Expérience
d'asséchement et de mise en culture d'un marais algérien
sans risque de contamination palustre
par Edmond SERGENT et Etienne SERGENT
Les Algériens, colons d'origine européenne
aussi bien qu'indigène, sont imprégnés de l'idée
fataliste que le paludisme est inévitable. On entend couramment
dire : " En Algérie, on n'échappe pas aux fièvres
". Notre Maître, le Dr. Roux, nous avait suggéré
de faire l'expérience suivante : chercher un domaine que le paludisme
a rendu inhabitable et qui, par suite, est resté inculte. Y placer
des cultivateurs indemnes de fièvre. Protéger les hommes
et assainir le sol par les méthodes prophylactiques modernes. Montrer
ainsi, par l'exemple, que l'on peut échapper au paludisme, vivre,
fonder une famille, élever des troupeaux et produire des récoltes
nourricières sur une terre restée jusque-là en friche
à cause de son insalubrité. " Que votre expérience
soit une leçon vivante.
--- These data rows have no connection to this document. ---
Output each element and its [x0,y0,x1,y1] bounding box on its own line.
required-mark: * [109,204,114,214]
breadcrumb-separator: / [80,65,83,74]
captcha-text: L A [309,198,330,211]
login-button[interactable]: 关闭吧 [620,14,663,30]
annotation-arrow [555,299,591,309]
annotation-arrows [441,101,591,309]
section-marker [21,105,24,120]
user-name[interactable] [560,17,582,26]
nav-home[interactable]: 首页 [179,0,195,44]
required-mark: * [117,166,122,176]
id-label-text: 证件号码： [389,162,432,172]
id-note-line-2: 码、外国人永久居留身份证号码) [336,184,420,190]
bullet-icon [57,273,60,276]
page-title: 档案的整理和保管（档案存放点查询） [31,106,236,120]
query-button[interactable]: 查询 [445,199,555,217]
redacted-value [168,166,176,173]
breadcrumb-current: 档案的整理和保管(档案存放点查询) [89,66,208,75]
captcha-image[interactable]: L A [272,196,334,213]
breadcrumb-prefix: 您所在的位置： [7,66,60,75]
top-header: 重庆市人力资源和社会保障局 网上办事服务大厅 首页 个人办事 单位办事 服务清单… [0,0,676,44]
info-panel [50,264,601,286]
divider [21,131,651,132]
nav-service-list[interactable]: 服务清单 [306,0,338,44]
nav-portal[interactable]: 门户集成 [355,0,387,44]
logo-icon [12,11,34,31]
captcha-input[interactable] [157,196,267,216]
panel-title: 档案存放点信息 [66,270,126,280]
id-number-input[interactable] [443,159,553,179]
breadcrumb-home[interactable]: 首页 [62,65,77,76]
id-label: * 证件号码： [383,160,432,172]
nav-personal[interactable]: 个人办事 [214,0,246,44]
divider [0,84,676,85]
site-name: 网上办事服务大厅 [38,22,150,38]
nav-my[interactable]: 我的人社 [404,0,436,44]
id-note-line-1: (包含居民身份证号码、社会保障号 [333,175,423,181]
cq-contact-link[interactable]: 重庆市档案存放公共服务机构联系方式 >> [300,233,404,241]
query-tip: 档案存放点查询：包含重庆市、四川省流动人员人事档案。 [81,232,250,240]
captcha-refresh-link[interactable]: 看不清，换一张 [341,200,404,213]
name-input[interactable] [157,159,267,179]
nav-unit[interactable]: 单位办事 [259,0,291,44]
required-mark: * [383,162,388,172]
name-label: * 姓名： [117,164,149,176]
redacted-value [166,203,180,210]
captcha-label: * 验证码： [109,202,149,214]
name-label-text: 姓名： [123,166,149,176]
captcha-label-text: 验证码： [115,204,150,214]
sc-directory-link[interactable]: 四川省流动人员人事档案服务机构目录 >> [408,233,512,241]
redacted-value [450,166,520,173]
Le fait a plus de vertu démonstrative
que le précepte. Que la preuve éclate, de la possibilité
d'un assainissement sans risques, rapide et définitif. "
CHAMP D EXPÉRIENCE.
Pour cette expérience, l'État concéda à l'Institut
Pasteur, en 1927, un marécage de 360 hectares que les hommes fuyaient
par crainte du paludisme et d'où ils écartaient leurs troupeaux
par crainte des piroplasmoses. Situé dans la commune de Birtouta,
à 25 km d'Alger, il était inscrit sur les registres de l'Administration
des Domaines sous le nom de " Marais des Ouled Mendil ". Sur
la carte au 50 0000 du Service Géographique de l'Armée,
datée de 1926 (feuille Koléa), il était représenté
par les signes conventionnels (petits traits bleus horizontaux interrompus)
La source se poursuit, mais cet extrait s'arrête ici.